Every workflow will eventually be disrupted — or digitized — over a long enough horizon. After all, nothing is perfect. Any process can be improved by a business that knows what it wants to get by enhancing or modernizing. A prime candidate for disruption is the traditional invoicing process, which includes wiring money, paper checks and mountains of paperwork and bureaucracy surrounding the occasion.
That’s part of the reason why industry observers and insiders believe virtual cards are about to change the game when it comes to B2B payments.
Fortunately, the forward march of enterprise progress is inevitable — and increasingly virtual.
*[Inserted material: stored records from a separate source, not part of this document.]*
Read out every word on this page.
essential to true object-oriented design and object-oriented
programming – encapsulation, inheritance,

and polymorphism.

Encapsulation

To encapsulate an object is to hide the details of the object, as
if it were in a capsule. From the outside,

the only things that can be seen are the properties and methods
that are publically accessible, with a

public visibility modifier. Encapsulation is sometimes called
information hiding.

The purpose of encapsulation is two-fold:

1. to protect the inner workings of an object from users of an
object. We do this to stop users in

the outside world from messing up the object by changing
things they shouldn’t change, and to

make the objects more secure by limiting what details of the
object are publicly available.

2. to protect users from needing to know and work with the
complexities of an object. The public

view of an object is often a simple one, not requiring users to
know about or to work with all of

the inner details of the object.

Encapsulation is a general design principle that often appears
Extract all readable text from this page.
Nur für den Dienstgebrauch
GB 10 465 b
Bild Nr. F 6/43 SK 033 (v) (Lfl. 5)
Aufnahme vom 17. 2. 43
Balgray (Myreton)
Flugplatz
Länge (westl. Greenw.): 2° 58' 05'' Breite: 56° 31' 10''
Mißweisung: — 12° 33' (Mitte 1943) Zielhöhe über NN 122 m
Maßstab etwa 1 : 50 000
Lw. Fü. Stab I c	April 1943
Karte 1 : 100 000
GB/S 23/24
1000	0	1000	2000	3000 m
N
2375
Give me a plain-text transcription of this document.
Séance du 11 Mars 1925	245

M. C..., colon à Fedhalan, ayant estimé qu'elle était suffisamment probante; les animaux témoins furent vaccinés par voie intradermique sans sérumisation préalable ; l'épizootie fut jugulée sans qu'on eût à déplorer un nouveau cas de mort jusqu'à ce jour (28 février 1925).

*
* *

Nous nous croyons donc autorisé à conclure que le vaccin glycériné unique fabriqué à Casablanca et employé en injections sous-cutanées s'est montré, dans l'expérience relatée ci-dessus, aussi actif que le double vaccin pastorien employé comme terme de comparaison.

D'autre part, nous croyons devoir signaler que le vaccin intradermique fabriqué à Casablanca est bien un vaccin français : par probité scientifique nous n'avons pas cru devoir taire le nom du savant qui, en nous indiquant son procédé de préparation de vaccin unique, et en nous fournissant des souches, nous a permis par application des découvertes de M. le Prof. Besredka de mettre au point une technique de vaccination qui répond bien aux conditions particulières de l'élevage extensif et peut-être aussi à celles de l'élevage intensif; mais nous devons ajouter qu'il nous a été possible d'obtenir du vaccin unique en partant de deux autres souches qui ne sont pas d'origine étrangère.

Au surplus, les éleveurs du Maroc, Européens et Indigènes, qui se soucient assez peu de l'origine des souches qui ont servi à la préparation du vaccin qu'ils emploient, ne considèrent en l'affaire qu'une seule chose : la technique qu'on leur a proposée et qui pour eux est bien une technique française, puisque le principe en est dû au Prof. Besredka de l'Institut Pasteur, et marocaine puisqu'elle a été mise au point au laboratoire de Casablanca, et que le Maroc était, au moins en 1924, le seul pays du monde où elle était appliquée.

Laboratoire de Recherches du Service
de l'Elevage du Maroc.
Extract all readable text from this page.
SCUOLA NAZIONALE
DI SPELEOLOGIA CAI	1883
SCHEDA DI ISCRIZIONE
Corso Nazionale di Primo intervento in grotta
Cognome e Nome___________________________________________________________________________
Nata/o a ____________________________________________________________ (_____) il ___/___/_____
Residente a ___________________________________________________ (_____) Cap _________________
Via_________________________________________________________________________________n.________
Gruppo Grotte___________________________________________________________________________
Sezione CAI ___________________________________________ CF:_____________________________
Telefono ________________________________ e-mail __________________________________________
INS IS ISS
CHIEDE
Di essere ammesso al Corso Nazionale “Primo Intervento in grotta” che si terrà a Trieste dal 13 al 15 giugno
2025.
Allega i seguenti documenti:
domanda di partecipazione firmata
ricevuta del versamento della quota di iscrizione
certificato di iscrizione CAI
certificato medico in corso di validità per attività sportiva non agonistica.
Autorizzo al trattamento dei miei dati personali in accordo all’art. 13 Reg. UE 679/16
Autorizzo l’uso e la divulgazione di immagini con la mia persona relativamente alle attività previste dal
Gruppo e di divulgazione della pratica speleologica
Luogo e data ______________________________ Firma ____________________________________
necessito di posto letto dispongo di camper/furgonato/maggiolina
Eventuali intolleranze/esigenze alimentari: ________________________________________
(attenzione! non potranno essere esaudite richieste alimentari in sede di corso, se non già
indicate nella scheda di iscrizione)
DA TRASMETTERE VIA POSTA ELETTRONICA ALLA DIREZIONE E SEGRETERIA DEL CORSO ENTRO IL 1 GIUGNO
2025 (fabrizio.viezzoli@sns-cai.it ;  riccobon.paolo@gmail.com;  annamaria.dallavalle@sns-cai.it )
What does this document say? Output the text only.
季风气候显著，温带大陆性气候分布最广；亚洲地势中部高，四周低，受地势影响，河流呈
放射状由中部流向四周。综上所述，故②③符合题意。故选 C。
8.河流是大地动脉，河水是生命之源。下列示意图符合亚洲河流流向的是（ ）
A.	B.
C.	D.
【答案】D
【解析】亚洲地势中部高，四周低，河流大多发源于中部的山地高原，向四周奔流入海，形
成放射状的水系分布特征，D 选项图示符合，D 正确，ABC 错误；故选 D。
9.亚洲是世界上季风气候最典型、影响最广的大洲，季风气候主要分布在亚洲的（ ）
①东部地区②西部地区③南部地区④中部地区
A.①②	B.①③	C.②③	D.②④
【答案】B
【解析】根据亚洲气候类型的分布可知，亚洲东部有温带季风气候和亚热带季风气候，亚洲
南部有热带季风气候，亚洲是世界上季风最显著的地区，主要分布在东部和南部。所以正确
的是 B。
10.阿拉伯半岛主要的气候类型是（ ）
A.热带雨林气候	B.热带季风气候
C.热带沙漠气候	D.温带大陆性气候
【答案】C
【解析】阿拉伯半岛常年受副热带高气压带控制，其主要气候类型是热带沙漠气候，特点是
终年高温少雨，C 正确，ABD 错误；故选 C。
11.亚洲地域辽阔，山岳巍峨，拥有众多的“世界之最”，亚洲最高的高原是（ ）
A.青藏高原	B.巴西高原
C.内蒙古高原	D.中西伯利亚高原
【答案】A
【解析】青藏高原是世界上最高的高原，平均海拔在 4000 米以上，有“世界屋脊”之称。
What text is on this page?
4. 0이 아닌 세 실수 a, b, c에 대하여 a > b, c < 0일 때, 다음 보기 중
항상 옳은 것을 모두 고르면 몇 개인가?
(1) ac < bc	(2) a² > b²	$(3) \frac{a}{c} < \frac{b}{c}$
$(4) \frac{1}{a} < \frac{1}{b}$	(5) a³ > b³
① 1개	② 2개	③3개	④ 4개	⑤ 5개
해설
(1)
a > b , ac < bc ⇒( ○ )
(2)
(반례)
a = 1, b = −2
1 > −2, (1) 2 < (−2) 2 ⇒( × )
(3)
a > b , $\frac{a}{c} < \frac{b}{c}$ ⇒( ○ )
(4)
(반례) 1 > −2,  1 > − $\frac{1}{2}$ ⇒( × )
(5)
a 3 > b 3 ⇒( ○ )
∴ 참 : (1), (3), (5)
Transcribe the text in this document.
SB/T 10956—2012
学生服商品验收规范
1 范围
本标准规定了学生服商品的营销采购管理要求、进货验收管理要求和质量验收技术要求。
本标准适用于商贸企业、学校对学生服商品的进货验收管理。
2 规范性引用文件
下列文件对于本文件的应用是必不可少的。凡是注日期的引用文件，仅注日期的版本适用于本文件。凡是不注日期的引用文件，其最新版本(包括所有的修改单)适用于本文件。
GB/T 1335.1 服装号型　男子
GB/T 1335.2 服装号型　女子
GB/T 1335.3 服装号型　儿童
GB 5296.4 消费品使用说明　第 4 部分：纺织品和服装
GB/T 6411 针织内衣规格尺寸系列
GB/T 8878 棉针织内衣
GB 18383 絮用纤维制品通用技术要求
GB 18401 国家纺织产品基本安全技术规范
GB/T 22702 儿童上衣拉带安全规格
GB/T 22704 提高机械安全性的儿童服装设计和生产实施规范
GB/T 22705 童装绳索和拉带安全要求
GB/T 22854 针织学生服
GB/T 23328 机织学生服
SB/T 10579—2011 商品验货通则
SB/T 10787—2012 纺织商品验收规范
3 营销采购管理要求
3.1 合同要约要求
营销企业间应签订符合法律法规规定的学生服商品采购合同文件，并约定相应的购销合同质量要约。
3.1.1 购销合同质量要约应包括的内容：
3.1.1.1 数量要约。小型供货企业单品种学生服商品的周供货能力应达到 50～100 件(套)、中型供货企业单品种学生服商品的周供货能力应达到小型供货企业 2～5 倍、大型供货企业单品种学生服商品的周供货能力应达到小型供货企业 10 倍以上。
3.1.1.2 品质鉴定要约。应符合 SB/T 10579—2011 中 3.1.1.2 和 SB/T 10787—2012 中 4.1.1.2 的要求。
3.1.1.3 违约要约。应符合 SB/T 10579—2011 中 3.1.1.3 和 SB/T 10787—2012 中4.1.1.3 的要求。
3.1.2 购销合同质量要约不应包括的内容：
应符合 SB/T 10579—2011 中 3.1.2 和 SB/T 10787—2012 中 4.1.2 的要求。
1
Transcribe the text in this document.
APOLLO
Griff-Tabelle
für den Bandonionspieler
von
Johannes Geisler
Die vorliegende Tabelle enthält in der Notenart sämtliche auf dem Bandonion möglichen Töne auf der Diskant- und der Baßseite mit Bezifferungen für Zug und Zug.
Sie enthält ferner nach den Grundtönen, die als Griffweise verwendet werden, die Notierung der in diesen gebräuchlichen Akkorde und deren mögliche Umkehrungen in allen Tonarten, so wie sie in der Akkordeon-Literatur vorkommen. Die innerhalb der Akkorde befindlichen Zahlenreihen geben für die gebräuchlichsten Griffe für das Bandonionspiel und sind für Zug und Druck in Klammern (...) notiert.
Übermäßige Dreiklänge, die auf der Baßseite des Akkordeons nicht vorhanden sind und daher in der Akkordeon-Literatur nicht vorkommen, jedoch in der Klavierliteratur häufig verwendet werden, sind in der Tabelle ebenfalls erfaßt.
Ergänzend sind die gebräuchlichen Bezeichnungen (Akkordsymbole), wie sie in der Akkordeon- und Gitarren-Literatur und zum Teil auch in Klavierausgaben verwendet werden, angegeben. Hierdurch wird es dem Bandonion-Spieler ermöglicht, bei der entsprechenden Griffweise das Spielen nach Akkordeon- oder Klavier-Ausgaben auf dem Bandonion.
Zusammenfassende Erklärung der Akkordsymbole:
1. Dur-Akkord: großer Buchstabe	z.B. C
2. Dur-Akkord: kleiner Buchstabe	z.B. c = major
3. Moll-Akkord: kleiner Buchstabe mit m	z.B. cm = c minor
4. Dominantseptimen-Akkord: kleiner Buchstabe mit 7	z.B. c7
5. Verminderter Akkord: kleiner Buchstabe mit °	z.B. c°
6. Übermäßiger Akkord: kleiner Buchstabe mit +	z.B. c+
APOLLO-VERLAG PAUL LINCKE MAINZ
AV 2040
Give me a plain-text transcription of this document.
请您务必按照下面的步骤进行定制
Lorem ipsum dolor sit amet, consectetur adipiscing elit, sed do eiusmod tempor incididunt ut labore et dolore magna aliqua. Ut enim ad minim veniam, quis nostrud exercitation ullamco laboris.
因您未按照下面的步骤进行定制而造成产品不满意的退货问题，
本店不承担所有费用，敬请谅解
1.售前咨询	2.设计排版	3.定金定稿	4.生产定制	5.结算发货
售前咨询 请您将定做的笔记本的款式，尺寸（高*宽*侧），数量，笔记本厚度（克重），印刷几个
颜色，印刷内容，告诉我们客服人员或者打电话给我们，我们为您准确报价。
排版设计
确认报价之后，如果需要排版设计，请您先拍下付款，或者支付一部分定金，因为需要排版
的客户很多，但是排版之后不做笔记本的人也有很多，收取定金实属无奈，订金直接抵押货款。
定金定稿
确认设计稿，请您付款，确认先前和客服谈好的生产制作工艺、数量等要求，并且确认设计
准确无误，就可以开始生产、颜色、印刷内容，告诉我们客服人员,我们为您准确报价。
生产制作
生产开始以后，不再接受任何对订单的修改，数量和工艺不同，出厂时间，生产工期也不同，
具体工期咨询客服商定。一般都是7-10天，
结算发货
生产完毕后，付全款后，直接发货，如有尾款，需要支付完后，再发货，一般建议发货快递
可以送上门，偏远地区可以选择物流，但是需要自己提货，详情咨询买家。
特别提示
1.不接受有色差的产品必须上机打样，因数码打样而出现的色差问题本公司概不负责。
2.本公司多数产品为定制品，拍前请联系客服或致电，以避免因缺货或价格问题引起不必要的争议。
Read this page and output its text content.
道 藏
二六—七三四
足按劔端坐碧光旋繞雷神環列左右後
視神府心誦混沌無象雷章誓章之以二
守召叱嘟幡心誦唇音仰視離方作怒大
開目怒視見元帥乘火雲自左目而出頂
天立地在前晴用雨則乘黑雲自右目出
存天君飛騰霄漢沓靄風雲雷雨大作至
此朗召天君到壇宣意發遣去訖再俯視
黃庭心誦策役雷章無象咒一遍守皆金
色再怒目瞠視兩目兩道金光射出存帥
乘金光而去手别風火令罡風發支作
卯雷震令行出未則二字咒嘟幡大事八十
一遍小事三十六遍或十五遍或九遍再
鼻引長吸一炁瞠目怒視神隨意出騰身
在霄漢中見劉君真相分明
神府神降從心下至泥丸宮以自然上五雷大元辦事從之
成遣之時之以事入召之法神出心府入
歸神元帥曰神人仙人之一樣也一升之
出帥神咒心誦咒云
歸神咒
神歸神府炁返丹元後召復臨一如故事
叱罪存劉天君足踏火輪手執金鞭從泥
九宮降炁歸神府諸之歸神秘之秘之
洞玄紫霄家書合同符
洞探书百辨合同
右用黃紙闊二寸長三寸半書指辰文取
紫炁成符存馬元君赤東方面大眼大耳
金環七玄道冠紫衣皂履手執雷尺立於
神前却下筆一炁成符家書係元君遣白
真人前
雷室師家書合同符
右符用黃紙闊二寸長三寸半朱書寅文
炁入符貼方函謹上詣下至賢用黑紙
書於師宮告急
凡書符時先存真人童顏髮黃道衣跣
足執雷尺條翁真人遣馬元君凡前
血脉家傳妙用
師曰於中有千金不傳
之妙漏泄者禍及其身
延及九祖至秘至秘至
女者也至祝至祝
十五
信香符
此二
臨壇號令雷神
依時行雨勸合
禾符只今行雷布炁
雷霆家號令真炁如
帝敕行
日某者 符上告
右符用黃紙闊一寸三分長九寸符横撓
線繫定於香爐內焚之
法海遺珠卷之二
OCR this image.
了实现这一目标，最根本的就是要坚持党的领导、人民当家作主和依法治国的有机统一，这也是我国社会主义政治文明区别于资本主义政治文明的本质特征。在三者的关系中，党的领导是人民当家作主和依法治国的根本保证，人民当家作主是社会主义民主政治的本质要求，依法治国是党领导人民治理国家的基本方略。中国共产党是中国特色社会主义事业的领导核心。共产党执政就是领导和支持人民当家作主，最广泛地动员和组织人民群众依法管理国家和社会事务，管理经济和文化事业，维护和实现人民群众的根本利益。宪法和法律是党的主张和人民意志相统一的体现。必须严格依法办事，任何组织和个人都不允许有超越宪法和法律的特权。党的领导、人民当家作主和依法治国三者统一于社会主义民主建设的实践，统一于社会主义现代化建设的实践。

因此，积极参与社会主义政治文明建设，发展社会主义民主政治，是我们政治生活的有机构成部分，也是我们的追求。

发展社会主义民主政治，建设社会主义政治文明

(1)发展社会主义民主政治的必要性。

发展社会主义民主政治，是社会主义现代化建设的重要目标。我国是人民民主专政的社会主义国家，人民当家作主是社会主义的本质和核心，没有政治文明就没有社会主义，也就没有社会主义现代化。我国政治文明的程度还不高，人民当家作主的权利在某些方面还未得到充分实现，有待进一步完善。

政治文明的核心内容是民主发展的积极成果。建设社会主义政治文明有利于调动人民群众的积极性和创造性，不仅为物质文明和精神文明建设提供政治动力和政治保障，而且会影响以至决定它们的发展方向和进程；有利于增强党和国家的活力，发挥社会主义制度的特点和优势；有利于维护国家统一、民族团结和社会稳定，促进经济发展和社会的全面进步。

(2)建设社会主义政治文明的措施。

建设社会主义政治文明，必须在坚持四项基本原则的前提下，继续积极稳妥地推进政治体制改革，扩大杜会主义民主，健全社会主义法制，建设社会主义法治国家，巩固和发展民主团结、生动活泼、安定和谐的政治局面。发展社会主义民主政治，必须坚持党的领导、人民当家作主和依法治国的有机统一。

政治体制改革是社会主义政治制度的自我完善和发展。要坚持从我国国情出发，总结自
“Virtual cards are a great tool for getting all that friction out of the B2B process; vendors can process them immediately with no wait,” Hanks said.
He added that on the side of the payor, virtual cards allow them real-time insight into expense tracking by vendor and category.
Virtual card technology can also mimic various traditional commercial card products, eliminating the need for a separate purchasing card. This customization allows companies to tailor virtual cards for specific purposes, ensuring that expenses are allocated correctly and efficiently.
Over 100 trillion dollars crisscross the globe in B2B payments annually, with a good percentage within the domestic United States. But this total payments volume belies the difficulty that many businesses face when making payments.
Virtual cards can help firms reduce B2B errors, improve cash management and increase the transparency of their accounting processes by removing the complexity and redundancy inherent to the process of trying to track disparate expenses across multiple categories and vendors.
“On the back end, everything is so streamlined,” Hanks explained. “Firms can put controls around the virtual cards at a merchant level, so that they are able to know by each card that these are all my purchases with this vendor or with this airline for travel, whether it’s a single purchase or a repeat expense occasion.”
But it doesn’t stop there. Virtual cards also come with built-in controls upfront, preventing overspending or unauthorized transactions. They also provide enhanced security, helping firms avoid fraud and adhere to internal compliance programs.
The expenses are always going to be controlled somewhere, but this way, the control is there before the money is spent — instead of the other way around. “You can build all of those [controls] in upfront to the card so the controls are right there,” Hanks said. “And that’s another use case we’re seeing more of, which is one-time or short-term use corporate cards that are tailored with specific occasion-based spend controls such as not being able to be spent at a bar, or daily limits on food, that get built right into the card itself.”
Of course, not every company is quick to embrace virtual card programs. Institutional inertia and resistance to change can hinder adoption, as well as the inability of current systems to accommodate their use.
“If it’s difficult to use, then you’re not getting the benefits of a virtual card,” Hanks said. “It’s not just the ability to have a platform that has virtual cards, but there needs to be a good and intuitive UI/UX so that companies can actually figure out how to use and leverage virtual card capabilities efficiently.”
Frankly, he said, there are some businesses and banks that are just not on platforms that support virtual cards — the way of doing payments has been the same way for so long that companies are just figuring out the advantages they can get using solutions from firms like i2c.
Companies need to be educated about the benefits and potential cost savings of virtual cards, while virtual card platforms need to be marketed effectively to reach a wider audience.
With the right combination of education and promotion, virtual cards have the potential to revolutionize the way companies manage their B2B and internal expenses.
And as more companies overcome institutional inertia and realize the advantages of virtual cards, the growth of virtual card platforms is only expected to continue.
“It’s a fast-growing area,” Hanks said.